The quoted comment from the paper is parenthetical and follows an assumption about integer polynomial $P(x)$ being a product of factors "irreducible over $\mathbb{Q}$":
$P(x) = h_1(x) \cdot \ldots \cdot h_\nu(x)$
The paper's authors then note their assumption that the GCD of coefficients is 1, which defines that polynomial $P(x)$ is primitive.
The presence of a nonunit common divisor of coefficients would make the product as irreducibles over $\mathbb{Q}$ "non-unique". Before describing that implication, note the authors own remark, still within the parenthetical comment, that "this has no bearing on the paper, since for our results $P$ may be replaced by" $P$ divided by the GCD of its coefficients, which would then be an equivalent (for the sake of finding roots) primitive polynomial.
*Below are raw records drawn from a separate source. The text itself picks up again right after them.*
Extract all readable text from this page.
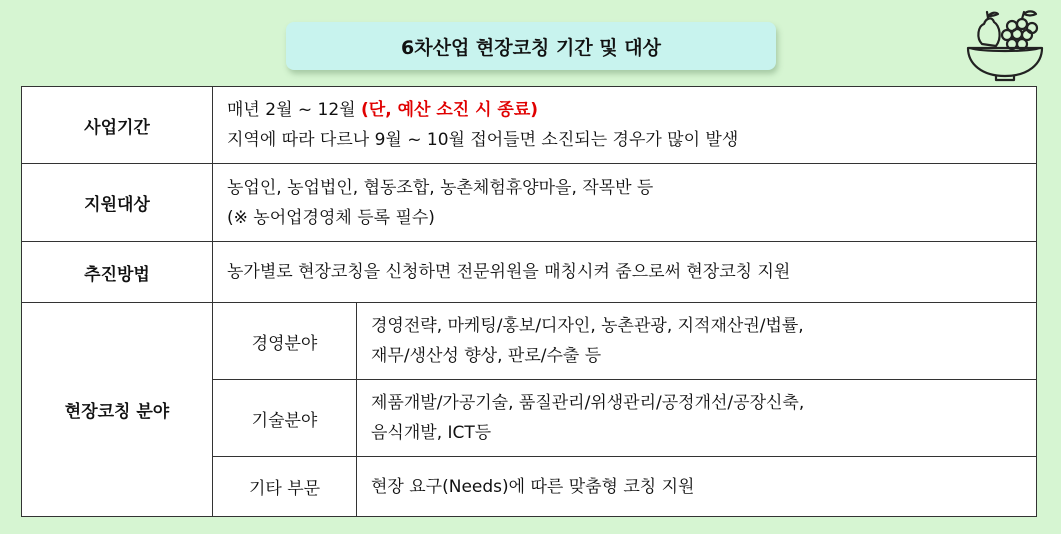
6차산업 현장코칭 기간 및 대상
사업기간	매년 2월 ~ 12월 (단, 예산 소진 시 종료)
지역에 따라 다르나 9월 ~ 10월 접어들면 소진되는 경우가 많이 발생	

지원대상	농업인, 농업법인, 협동조합, 농촌체험휴양마을, 작목반 등
(※ 농어업경영체 등록 필수)	

추진방법	농가별로 현장코칭을 신청하면 전문위원을 매칭시켜 줌으로써 현장코칭 지원	

현장코칭 분야	경영분야	경영전략, 마케팅/홍보/디자인, 농촌관광, 지적재산권/법률,
재무/생산성 향상, 판로/수출 등

	기술분야	제품개발/가공기술, 품질관리/위생관리/공정개선/공장신축,
음식개발, ICT등

	기타 부문	현장 요구(Needs)에 따른 맞춤형 코칭 지원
Uniqueness of a factorization always has two conventional caveats: order of factors is not important (when multiplication is commutative) and the factors themselves are only unique up to multiplication by a unit (associates). Therefore moving a nonunit constant divisor from one factor to another creates a different factorization. It also is not allowed to treat the nonunit constant divisor as one of those factors "irreducible over $\mathbb{Q}$", because the constant divisor becomes a unit as a rational number.
It might have been clearer if the authors had stated that primitivity of $P(x)$ could be assumed without loss of generality (by dividing out any nonunit constant divisor), and not raising unnecessarily an issue of non-unique factorizations.